On Thursday, I received a phone call from the programmers we hired for my PR company’s new web-based platform… already tens of thousands of dollars into this project, which is two months behind schedule and 30% over budget, they informed me it won’t be ready until September. Meanwhile, the old platform we are using just crashed, with many important features completely f@#%& up for good.
By week’s end we listed the family home and almost immediately drove to the developer’s office to fork over the down payment (a gut-wrenching amount of coin) and begin picking the layout of the house and finishings etc. as the builders will break ground tomorrow. The kids and wife are thrilled, which makes me happy, but building a new home is still a major time and energy drain. Throw in the fact that my cherished baby, a new tech startup I’ve been working on for two years, is heading into the most important and busy time since inception (requiring max effort and hours), and I began to get anxiety for the first time in my life last week. Nothing serious, there are people in this world in situations which make mine look like a cake walk, but nevertheless the anxiety was noticeable. Never had I experienced it before. I love being busy, and often have several projects on the go at once… that’s why it caught me off guard. You see, anxiety stems from one thing: self-doubt.
And every entrepreneur, at one point or another, must overcome this…
I began to question last week if I had taken on more than I could chew. Completely spent on Friday night, I remember thinking, ‘is this how people crash and burn out?’
Reality is, we’re never dealt more than we can handle. You just have to wake up every morning and fight. I was reminded of this when reading to one of my sons his bedtime story from The Book of Virtues (hell of a book for both children and adults by the way).

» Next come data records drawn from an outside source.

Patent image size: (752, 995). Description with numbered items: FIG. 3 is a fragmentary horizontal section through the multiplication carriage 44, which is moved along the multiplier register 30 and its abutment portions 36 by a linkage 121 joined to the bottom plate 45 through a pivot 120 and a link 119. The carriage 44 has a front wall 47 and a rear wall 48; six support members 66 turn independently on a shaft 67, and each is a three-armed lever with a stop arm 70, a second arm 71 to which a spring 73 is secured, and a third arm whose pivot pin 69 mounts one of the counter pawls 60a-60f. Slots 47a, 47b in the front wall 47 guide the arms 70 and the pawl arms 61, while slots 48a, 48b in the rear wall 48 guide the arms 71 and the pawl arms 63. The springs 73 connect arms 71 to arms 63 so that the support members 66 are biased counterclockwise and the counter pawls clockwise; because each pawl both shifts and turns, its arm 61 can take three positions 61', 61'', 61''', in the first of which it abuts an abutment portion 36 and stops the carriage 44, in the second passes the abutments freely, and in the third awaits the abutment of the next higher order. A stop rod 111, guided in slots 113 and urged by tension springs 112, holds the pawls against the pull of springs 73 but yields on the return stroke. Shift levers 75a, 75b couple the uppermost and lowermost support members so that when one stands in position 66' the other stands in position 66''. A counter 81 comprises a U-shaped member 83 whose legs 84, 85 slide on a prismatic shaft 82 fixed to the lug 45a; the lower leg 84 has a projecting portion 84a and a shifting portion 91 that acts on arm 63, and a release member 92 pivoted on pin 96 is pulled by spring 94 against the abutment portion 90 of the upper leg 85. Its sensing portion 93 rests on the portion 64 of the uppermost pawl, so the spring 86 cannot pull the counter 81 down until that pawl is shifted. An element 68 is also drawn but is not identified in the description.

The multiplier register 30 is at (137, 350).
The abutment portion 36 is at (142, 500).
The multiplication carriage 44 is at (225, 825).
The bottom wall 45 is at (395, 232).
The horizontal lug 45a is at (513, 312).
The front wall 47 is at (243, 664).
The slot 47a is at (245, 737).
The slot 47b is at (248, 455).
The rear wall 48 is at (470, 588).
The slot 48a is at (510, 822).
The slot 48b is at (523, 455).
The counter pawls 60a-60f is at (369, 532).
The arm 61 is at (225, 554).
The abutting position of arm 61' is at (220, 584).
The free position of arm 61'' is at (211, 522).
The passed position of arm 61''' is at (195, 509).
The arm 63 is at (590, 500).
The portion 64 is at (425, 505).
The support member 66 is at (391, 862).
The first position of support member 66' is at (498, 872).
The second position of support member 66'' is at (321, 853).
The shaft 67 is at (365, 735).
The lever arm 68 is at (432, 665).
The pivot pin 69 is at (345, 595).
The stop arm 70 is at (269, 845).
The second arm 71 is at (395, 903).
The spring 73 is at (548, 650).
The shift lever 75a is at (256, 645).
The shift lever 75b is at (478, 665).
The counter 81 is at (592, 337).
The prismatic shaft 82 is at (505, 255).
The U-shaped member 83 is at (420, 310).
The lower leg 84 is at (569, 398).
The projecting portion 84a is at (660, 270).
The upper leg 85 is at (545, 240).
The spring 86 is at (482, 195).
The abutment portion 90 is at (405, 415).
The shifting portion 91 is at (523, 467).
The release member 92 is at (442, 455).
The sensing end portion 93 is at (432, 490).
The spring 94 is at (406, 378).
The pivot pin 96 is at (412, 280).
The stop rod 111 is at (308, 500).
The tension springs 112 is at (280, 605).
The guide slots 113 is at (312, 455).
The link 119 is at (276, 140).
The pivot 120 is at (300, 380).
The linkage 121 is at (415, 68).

I want to share this poem by Edgar Guest with you as it served me well last week.
Can’t
Can’t is the worst word that’s written or spoken;
Doing more harm here than slander and lies;
On it is many a strong spirit broken,
And with it many a good purpose dies.
It springs from the lips of the thoughtless each morning
And robs us of courage we need through the day:
It rings in our ears like a timely-sent warning
And laughs when we falter and fall by the way.
Can’t is the father of feeble endeavor,
The parent of terror and half-hearted work;
It weakens the efforts of artisans clever,
And makes of the toiler an indolent shirk.
It poisons the soul of the man with a vision,
It stifles in infancy many a plan;
It greets honest toiling with open derision
And mocks at the hopes and the dreams of a man.
Can’t is a word none should speak without blushing;
To utter it should be a symbol of shame;
Ambition and courage it daily is crushing;
It blights a man’s purpose and shortens his aim.
Despise it with all of your hatred of error;
Refuse it the lodgment it seeks in your brain;
Arm against it as a creature of terror,
And all that you dream of you some day shall gain.
Can’t is the word that is foe to ambition,
An enemy ambushed to shatter your will;
Its prey is forever the man with a mission
And bows but to courage and patience and skill.
Hate it, with hatred that’s deep and undying,
For once it is welcomed ’twill break any man;
Whatever the goal you are seeking, keep trying
And answer this demon by saying: “I can.”